1. Containment Features
Your first task will be to create containment features. To understand containment, let’s first revisit a definition of n-grams. An n-gram is a sequential word grouping. For example, in a line like “bayes rule gives us a way to combine prior knowledge with new information,” a 1-gram is just one word, like “bayes.” A 2-gram might be “bayes rule” and a 3-gram might be “combine prior knowledge.”
\[\frac{\sum{count(\text{ngram}_{A}) \cap count(\text{ngram}_{S})}}{\sum{count(\text{ngram}_{A})}}\]Containment is defined as the intersection of the n-gram word count of the Wikipedia Source Text (S) with the n-gram word count of the Student Answer Text (S) divided by the n-gram word count of the Student Answer Text.

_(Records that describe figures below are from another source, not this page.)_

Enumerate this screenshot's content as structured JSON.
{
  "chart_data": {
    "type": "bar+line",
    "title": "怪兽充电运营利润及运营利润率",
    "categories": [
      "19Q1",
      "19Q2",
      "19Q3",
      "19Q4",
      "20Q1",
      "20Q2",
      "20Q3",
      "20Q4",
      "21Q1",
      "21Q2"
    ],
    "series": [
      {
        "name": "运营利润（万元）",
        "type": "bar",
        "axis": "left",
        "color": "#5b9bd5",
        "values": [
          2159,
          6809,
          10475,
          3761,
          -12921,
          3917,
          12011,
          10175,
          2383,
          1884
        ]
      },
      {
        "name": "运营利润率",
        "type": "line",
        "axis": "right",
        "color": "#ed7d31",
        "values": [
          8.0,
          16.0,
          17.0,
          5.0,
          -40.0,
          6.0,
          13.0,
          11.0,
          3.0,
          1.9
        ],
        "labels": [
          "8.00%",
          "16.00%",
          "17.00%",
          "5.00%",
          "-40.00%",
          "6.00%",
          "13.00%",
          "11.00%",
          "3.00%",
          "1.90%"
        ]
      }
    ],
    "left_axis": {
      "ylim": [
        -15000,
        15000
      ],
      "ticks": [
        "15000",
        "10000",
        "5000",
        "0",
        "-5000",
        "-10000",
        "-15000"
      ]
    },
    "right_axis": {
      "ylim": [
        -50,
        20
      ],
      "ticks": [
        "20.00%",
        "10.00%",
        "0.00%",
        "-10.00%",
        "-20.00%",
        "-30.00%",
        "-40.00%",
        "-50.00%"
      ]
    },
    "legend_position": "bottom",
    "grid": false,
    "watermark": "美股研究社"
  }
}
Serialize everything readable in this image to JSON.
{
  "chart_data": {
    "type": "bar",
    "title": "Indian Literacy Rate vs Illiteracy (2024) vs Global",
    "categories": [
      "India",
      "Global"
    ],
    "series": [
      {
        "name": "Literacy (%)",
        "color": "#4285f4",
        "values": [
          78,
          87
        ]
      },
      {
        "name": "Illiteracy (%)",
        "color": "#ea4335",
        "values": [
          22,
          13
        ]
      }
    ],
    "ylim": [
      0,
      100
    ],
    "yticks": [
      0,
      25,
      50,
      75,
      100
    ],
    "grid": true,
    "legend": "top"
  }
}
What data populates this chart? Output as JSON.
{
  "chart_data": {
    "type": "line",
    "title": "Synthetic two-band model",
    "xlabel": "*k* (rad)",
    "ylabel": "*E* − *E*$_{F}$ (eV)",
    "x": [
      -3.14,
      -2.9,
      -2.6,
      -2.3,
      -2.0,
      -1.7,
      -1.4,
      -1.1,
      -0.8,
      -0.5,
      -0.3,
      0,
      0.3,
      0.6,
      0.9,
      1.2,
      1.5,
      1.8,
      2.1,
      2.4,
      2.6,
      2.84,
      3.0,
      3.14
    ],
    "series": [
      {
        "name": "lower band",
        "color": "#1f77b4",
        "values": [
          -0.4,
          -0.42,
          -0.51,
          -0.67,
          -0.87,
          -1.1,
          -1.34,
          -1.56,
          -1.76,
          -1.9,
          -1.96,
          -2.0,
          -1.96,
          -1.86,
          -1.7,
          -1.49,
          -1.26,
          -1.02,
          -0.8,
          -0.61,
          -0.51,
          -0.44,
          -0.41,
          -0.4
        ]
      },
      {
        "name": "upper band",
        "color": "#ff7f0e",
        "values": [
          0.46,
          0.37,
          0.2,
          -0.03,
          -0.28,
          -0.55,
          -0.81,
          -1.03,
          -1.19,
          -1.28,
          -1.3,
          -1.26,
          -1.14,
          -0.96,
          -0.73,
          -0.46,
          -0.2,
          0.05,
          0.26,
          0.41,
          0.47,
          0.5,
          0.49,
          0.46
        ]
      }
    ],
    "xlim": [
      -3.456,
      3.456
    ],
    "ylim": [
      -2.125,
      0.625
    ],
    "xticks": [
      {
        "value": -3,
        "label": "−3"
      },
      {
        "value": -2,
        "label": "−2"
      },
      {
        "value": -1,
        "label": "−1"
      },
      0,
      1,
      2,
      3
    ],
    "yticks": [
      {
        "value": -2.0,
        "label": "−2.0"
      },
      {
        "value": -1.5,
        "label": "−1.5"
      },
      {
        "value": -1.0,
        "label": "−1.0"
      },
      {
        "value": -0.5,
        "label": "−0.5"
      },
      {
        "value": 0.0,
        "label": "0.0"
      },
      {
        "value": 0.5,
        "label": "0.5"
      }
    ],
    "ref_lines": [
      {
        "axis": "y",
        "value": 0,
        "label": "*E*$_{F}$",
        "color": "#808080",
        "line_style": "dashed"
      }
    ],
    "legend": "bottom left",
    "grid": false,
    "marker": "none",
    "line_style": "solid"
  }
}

If the two texts have no n-grams in common, the containment will be 0, but if all their n-grams intersect then the containment will be 1. Intuitively, you can see how having longer n-gram’s in common, might be an indication of cut-and-paste plagiarism. In this project, it will be up to you to decide on the appropriate n
or several n
’s to use in your final model.
2. Longest Common Subsequence
Containment a good way to find overlap in word usage between two documents; it may help identify cases of cut-and-paste as well as paraphrased levels of plagiarism. Since plagiarism is a fairly complex task with varying levels, it’s often useful to include other measures of similarity. The paper also discusses a feature called longest common subsequence.
The longest common subsequence is the longest string of words (or letters) that are the same between the Wikipedia Source Text (S) and the Student Answer Text (A). This value is also normalized by dividing by the total number of words (or letters) in the Student Answer Text.
This project will be broken down into three main notebooks:
Notebook 1: Data Exploration Jyputer Notebook
- Load in the corpus of plagiarism text data.
- Explore the existing data features and the data distribution.
- This first notebook is not required in your final project submission.
Notebook 2: Feature Engineering Jyputer Notebook
- Clean and pre-process the text data.
- Define features for comparing the similarity of an answer text and a source text, and extract similarity features.
- Select “good” features, by analyzing the correlations between different features.
- Create train/test
.csv
files that hold the relevant features and class labels for train/test data points.
Notebook 3: Train and Deploy Your Model in SageMaker Jyputer Notebook
- Upload your train/test feature data to S3.
- Define a binary classification model and a training script.
- Two Models: SVM Classification Model and PyTorch Model
- Train your model and deploy it using SageMaker.
- Evaluate your deployed classifier.